Let $G$ be a finite abelian group and let $p$ be an odd prime. Prove that $G$ has $\frac{i_{2p}(G)}{(p−1)}$ subgroups of order $2p$, where $i_{2p}(G)$ is the number of elements of order $2p$ in $G$.
Clearly for each $x \in G$ with order $2p$ the cyclic subgroup $\langle x \rangle$ has order $2p$, for which there are $i_{2p}(G)$ elements, so there are $i_{2p}(G)$ subgroups of order $2p$. Then some of these must equal each other to gain the required result, $p-1$ in fact.

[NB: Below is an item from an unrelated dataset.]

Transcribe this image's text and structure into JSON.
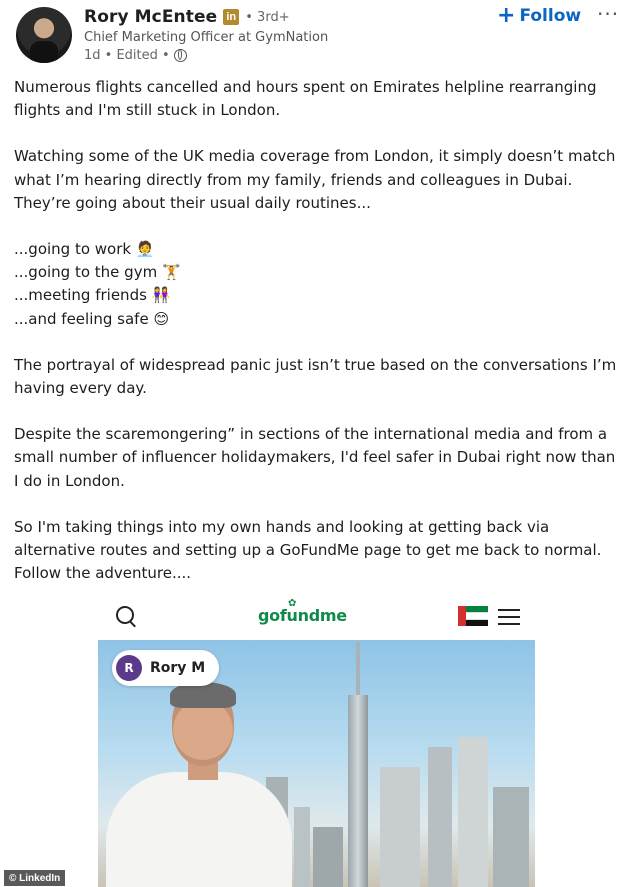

I am struggling to show this fact, I have an idea that any odd power of $x$ not equal to $p$ will generate the same subgroup, giving me the required $p-1$ identical subgroups. But not really sure if this is right or how to prove it. Also if this were the correct route to take how would I show that there aren't any subgroups of order $2p$ not of the form $\langle x \rangle$ ?.
Best Answer
An abelian subgroup of order $2p$ is cyclic and therefore is $<x>$ for some element of order $2p$.
The number of elements of order $2p$ in such a subgroup is indeed $p-1$ as you say and so these elements generate $\frac{i_{2p}(G)}{(p−1)}$ subgroups.